Windowlicker was an example of Cunningham’s budding use of narrative. The video begins with a car conversation, and its most iconic scene (the entrance of the absurdly long limo) occurs before the music starts.
Decreasing reliance on a song as the boundary continued Rubber Johnny, the 2005 experimental short film that was the last collaboration between Cunningham and Aphex Twin. Cunningham himself donned the prosthetic for this video, which he initially envisioned as depicting a raver who morphed as they danced. Shot in infrared and accompanied by a chihuahua with similar head-to-body ratio as Johnny, the video is both disturbing and humorous, a feat of editing and considered by many to be Cunningham’s most complete work of this era.
A problem: “I’d have an idea for something the music didn’t really allow for,” Cunningham said in a 2012 interview.

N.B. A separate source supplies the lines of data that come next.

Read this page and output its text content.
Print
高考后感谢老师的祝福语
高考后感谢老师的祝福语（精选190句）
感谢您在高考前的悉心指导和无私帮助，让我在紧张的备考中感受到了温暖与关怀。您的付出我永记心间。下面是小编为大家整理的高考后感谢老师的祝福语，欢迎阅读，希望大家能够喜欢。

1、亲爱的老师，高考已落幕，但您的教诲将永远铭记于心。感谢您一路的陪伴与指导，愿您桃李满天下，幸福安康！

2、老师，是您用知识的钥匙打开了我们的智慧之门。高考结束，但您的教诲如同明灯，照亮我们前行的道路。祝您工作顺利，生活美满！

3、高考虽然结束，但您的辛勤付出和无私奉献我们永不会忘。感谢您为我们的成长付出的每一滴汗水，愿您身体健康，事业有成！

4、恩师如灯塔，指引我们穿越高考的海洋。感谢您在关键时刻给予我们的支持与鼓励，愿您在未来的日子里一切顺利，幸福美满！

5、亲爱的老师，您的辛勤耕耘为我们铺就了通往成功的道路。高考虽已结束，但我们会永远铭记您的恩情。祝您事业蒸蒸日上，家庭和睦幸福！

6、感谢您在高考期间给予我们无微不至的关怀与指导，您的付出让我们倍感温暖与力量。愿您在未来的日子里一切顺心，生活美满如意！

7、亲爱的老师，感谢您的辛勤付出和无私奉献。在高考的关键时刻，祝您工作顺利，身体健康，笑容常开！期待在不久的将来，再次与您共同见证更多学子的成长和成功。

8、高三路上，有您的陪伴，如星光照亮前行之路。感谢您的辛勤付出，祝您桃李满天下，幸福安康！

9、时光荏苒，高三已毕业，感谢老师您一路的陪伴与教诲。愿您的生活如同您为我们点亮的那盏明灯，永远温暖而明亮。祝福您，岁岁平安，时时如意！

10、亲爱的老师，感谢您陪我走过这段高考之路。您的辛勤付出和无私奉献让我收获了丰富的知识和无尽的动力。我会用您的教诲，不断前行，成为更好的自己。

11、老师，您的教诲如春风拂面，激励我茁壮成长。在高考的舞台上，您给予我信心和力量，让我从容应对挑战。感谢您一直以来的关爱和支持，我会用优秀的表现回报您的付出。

The solution was to begin to make music himself. A remix of a Gil Scott Heron song and his 2012 video, sound, and robotics installation ‘Jaqapparatus 1’ both embody this search for greater control. The latter project was the result of over 10 years of production and planning, and layered several forms of media to create an ever-evolving synesthetic environment that has been referred to as a sci-fi robot ballet.
While ‘Jaqapparatus 1’ is certainly a hypercomplex work, looking back on Cunningham’s work now, one is impressed by how much he was able to do with so little. Many of his videos take place in one setting and are composed of precise frames. In the age of the massive budget mini-movie music video with the ensemble cast, Cunningham’s work reminds us that true artistic talent often lies in the subtleties, and that careful treatment of form and deft editing can extract moments of magic and defamiliarity from simple compositions.